The Institute for Safe Medication Practices also is against mandatory disclosure, said Hedy Cohen, RN, vice president of nursing for the Huntingdon Valley, Pa., organization. "We believe that when you make error reporting mandatory, people will begin to hide their mistakes. If we don't know what's going on in the hospitals, we can't correct it," she said.

Mandatory reporting was not an easy proposal for the IOM to make, Wakefield said. Much discussion centered on whether public disclosure of errors would be punitive or problematic, but the committee finally opted to side with the public's right to know. "We're talking about an extremely narrow band of problems that are reported [publicly]," she said. "We feel the vast majority of healthcare problems should be protected from disclosure."

Raphel also defends the mandatory requirement. "In the beginning, we think it would have to be mandatory in order for a true picture to be achieved and for there to be a change in behaviors-administrative as well as professional, clinical behaviors," she said.

Measuring competency

Another admittedly difficult suggestion is competency-based re-evaluation of health professionals, Wakefield said. "Much of what we're recommending isn't easy to implement, but we were really looking at threshold change," she acknowledged.

Although the National Council of State Boards of Nursing (NCSBN) does maintain a disciplinary database, tracking, or even quantifying, practice errors remains difficult, said Vickie Sheets, JD, RN, director of policy and credentialing. "You can't cubbyhole a disciplinary case for a practice error," she said. In such cases, nurses are rarely charged with just one violation, so one incident may result in a number of different charges entered in the database. Plus, terminology varies from state to state, further complicating the matter.

Sheets said that in light of the IOM report, the NCSBN is trying to find a way to effectively extract and track practice error information from its database. "The data is enmeshed and complex, but we're starting to look at practice error breakdown," she said.

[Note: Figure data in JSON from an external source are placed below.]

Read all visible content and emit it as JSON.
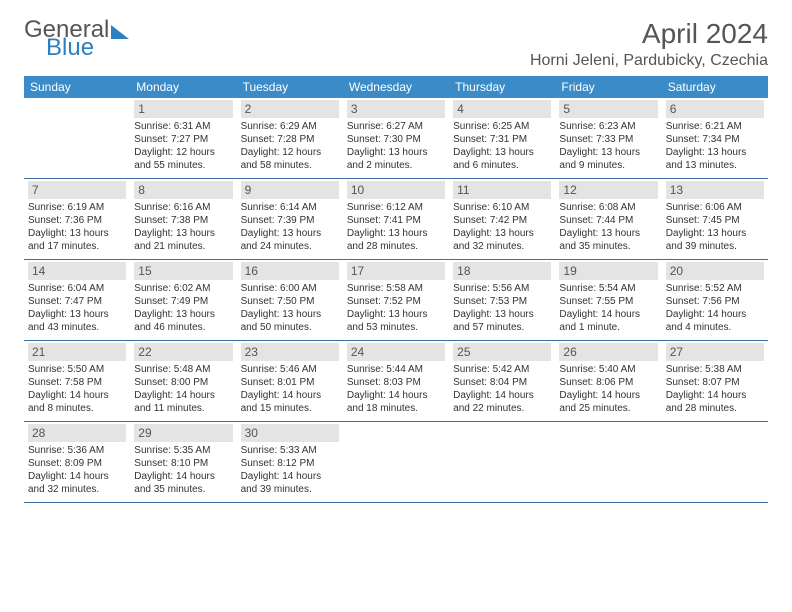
{
  "logo": {
    "text1": "General",
    "text2": "Blue"
  },
  "title": "April 2024",
  "location": "Horni Jeleni, Pardubicky, Czechia",
  "colors": {
    "headerBar": "#3b8bc8",
    "dayNumBar": "#e4e4e4",
    "borderLine": "#3b6fa0",
    "logoBlue": "#2e7fc0",
    "textGray": "#555555"
  },
  "dayNames": [
    "Sunday",
    "Monday",
    "Tuesday",
    "Wednesday",
    "Thursday",
    "Friday",
    "Saturday"
  ],
  "weeks": [
    [
      null,
      {
        "n": "1",
        "sr": "Sunrise: 6:31 AM",
        "ss": "Sunset: 7:27 PM",
        "dl": "Daylight: 12 hours and 55 minutes."
      },
      {
        "n": "2",
        "sr": "Sunrise: 6:29 AM",
        "ss": "Sunset: 7:28 PM",
        "dl": "Daylight: 12 hours and 58 minutes."
      },
      {
        "n": "3",
        "sr": "Sunrise: 6:27 AM",
        "ss": "Sunset: 7:30 PM",
        "dl": "Daylight: 13 hours and 2 minutes."
      },
      {
        "n": "4",
        "sr": "Sunrise: 6:25 AM",
        "ss": "Sunset: 7:31 PM",
        "dl": "Daylight: 13 hours and 6 minutes."
      },
      {
        "n": "5",
        "sr": "Sunrise: 6:23 AM",
        "ss": "Sunset: 7:33 PM",
        "dl": "Daylight: 13 hours and 9 minutes."
      },
      {
        "n": "6",
        "sr": "Sunrise: 6:21 AM",
        "ss": "Sunset: 7:34 PM",
        "dl": "Daylight: 13 hours and 13 minutes."
      }
    ],
    [
      {
        "n": "7",
        "sr": "Sunrise: 6:19 AM",
        "ss": "Sunset: 7:36 PM",
        "dl": "Daylight: 13 hours and 17 minutes."
      },
      {
        "n": "8",
        "sr": "Sunrise: 6:16 AM",
        "ss": "Sunset: 7:38 PM",
        "dl": "Daylight: 13 hours and 21 minutes."
      },
      {
        "n": "9",
        "sr": "Sunrise: 6:14 AM",
        "ss": "Sunset: 7:39 PM",
        "dl": "Daylight: 13 hours and 24 minutes."
      },
      {
        "n": "10",
        "sr": "Sunrise: 6:12 AM",
        "ss": "Sunset: 7:41 PM",
        "dl": "Daylight: 13 hours and 28 minutes."
      },
      {
        "n": "11",
        "sr": "Sunrise: 6:10 AM",
        "ss": "Sunset: 7:42 PM",
        "dl": "Daylight: 13 hours and 32 minutes."
      },
      {
        "n": "12",
        "sr": "Sunrise: 6:08 AM",
        "ss": "Sunset: 7:44 PM",
        "dl": "Daylight: 13 hours and 35 minutes."
      },
      {
        "n": "13",
        "sr": "Sunrise: 6:06 AM",
        "ss": "Sunset: 7:45 PM",
        "dl": "Daylight: 13 hours and 39 minutes."
      }
    ],
    [
      {
        "n": "14",
        "sr": "Sunrise: 6:04 AM",
        "ss": "Sunset: 7:47 PM",
        "dl": "Daylight: 13 hours and 43 minutes."
      },
      {
        "n": "15",
        "sr": "Sunrise: 6:02 AM",
        "ss": "Sunset: 7:49 PM",
        "dl": "Daylight: 13 hours and 46 minutes."
      },
      {
        "n": "16",
        "sr": "Sunrise: 6:00 AM",
        "ss": "Sunset: 7:50 PM",
        "dl": "Daylight: 13 hours and 50 minutes."
      },
      {
        "n": "17",
        "sr": "Sunrise: 5:58 AM",
        "ss": "Sunset: 7:52 PM",
        "dl": "Daylight: 13 hours and 53 minutes."
      },
      {
        "n": "18",
        "sr": "Sunrise: 5:56 AM",
        "ss": "Sunset: 7:53 PM",
        "dl": "Daylight: 13 hours and 57 minutes."
      },
      {
        "n": "19",
        "sr": "Sunrise: 5:54 AM",
        "ss": "Sunset: 7:55 PM",
        "dl": "Daylight: 14 hours and 1 minute."
      },
      {
        "n": "20",
        "sr": "Sunrise: 5:52 AM",
        "ss": "Sunset: 7:56 PM",
        "dl": "Daylight: 14 hours and 4 minutes."
      }
    ],
    [
      {
        "n": "21",
        "sr": "Sunrise: 5:50 AM",
        "ss": "Sunset: 7:58 PM",
        "dl": "Daylight: 14 hours and 8 minutes."
      },
      {
        "n": "22",
        "sr": "Sunrise: 5:48 AM",
        "ss": "Sunset: 8:00 PM",
        "dl": "Daylight: 14 hours and 11 minutes."
      },
      {
        "n": "23",
        "sr": "Sunrise: 5:46 AM",
        "ss": "Sunset: 8:01 PM",
        "dl": "Daylight: 14 hours and 15 minutes."
      },
      {
        "n": "24",
        "sr": "Sunrise: 5:44 AM",
        "ss": "Sunset: 8:03 PM",
        "dl": "Daylight: 14 hours and 18 minutes."
      },
      {
        "n": "25",
        "sr": "Sunrise: 5:42 AM",
        "ss": "Sunset: 8:04 PM",
        "dl": "Daylight: 14 hours and 22 minutes."
      },
      {
        "n": "26",
        "sr": "Sunrise: 5:40 AM",
        "ss": "Sunset: 8:06 PM",
        "dl": "Daylight: 14 hours and 25 minutes."
      },
      {
        "n": "27",
        "sr": "Sunrise: 5:38 AM",
        "ss": "Sunset: 8:07 PM",
        "dl": "Daylight: 14 hours and 28 minutes."
      }
    ],
    [
      {
        "n": "28",
        "sr": "Sunrise: 5:36 AM",
        "ss": "Sunset: 8:09 PM",
        "dl": "Daylight: 14 hours and 32 minutes."
      },
      {
        "n": "29",
        "sr": "Sunrise: 5:35 AM",
        "ss": "Sunset: 8:10 PM",
        "dl": "Daylight: 14 hours and 35 minutes."
      },
      {
        "n": "30",
        "sr": "Sunrise: 5:33 AM",
        "ss": "Sunset: 8:12 PM",
        "dl": "Daylight: 14 hours and 39 minutes."
      },
      null,
      null,
      null,
      null
    ]
  ]
}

Competency-based assessment is particularly difficult in nursing because of the wide diversity of practice, Gunning said. Though she thinks the concept is valid, she's troubled by its potential implementation. "I'm not sure that if you're going to try to measure someone's continued competence, you try to measure the practice they're performing today, or the one they might be performing tomorrow, or the one they were doing yesterday," she said.

No state has yet implemented competency-based license renewal requirements. Texas, like 25 other states, requires continuing education. But tracking of specific types of errors made is difficult to obtain. According to the Board of Nurse Examiners, far less than one-half of 1 percent of currently licensed RNs in Texas are sanctioned for medical errors annually.

The true test of patient safety is preventing medical errors before they reach patients, Cohen said. "Good practitioners do make mistakes," she said. "We're not taking the responsibility off the individual coming in, trying to do the best that they can." But the emphasis now should be on voluntarily reporting those errors, creating redundant systems to catch those errors before harm is done, and consequently creating a safer environment, she said.